Già le Sezioni Unite della Corte di Cassazione erano intervenute sull'argomento, con la sentenza n. 443, 9 gennaio 2002, statuendo, tra l'altro, che la fattispecie di cui all'articolo 5, lettera b), legge 283/1962, costituisce un reato di danno, perseguendo un autonomo fine di benessere, e assicurando, quindi, una protezione immediata all'interesse del consumatore affinché il prodotto giunga al consumo con le cure igieniche imposte dalla sua natura. La lettera b) del citato articolo 5, infatti, non può che comprendere anche le cattive forme di conservazione e non soltanto le ipotesi di alterazione del prodotto (con scadimento delle proprietà). Si rammenta come integra il reato in commento anche il caso di congelamento del prodotto effettuato in maniera inappropriata, in quanto il cattivo stato di conservazione è riferibile non soltanto alle caratteristiche intrinseche del prodotto alimentare, ma anche alle modalità estrinseche con cui si realizza.

Da un punto di vista operativo, al fine di consentire alla pubblica accusa di portare in giudizio un fondato e sostenibile profilo accusatorio, è necessario che l'organo di polizia giudiziaria che accerta la violazione penale verifichi attentamente le modalità di conservazione, che devono essere in concreto idonee a determinare il pericolo di un danno o deterioramento delle sostanze alimentari, ictu oculi, e cioè direttamente, senza la necessità di un ulteriore analisi di laboratorio o di perizie tecniche: lo stato di cattiva conservazione degli alimenti deve essere evidente a chiunque, non essendo necessaria una conoscenza tecnico-sanitaria specifica.

Secondo il condivisibile pensiero della Corte di Cassazione, “il cattivo stato di conservazione dell'alimento può assumere rilievo anche per il solo fatto dell'obiettivo insudiciamento della sola confezione, conseguente alla sua custodia in locali sporchi e quindi igienicamente inidonei alla conservazione”. Per l'accertamento del reato non è quindi necessario richiedere l'intervento di personale dell'ASL territorialmente competente, essendo sufficiente l'attività di accertamento espletata dall'organo di polizia giudiziaria procedente, purchè sia adeguatamente completa ed esaustiva.
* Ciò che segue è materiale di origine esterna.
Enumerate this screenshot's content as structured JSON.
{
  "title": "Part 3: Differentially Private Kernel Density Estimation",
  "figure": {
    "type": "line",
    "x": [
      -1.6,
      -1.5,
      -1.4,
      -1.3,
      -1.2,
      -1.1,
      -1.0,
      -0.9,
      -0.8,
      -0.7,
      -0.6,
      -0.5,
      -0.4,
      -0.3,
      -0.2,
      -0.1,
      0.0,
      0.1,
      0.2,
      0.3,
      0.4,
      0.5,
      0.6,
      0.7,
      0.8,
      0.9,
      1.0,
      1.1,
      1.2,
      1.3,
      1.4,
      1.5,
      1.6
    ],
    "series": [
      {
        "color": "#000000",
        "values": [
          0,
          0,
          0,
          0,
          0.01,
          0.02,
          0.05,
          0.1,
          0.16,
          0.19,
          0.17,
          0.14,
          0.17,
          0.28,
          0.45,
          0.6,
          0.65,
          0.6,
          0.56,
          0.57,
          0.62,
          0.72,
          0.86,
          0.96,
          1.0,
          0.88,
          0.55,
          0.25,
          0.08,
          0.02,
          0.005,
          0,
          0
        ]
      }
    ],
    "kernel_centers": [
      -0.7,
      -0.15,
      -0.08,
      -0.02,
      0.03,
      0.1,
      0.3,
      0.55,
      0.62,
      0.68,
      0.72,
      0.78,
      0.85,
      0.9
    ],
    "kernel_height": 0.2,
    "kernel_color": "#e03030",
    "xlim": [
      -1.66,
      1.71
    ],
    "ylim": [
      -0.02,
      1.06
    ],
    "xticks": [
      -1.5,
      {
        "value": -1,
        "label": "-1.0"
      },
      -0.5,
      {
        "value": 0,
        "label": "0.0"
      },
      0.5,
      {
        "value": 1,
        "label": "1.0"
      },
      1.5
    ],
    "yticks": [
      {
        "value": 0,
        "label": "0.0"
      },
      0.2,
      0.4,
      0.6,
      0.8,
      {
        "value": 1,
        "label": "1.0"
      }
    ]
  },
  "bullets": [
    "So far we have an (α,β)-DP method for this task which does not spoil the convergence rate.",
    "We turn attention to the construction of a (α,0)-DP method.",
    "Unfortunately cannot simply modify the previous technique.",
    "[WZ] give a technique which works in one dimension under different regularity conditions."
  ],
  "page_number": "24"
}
E' necessario inoltre verificare eventuali ulteriori violazioni previste dalla regolamentazione comunale: ad esempio, alcuni regolamenti di polizia urbana o di igiene prescrivono che gli alimenti venduti dagli esercizi commerciali siano esposti per la vendita, in apposite cassette o contenitori, ad una altezza minima dal suolo stradale: nel caso in cui tale altezza minima non sia rispettata dovrà essere applicata anche l'ulteriore sanzione amministrativa pecuniaria prevista dalla normativa locale.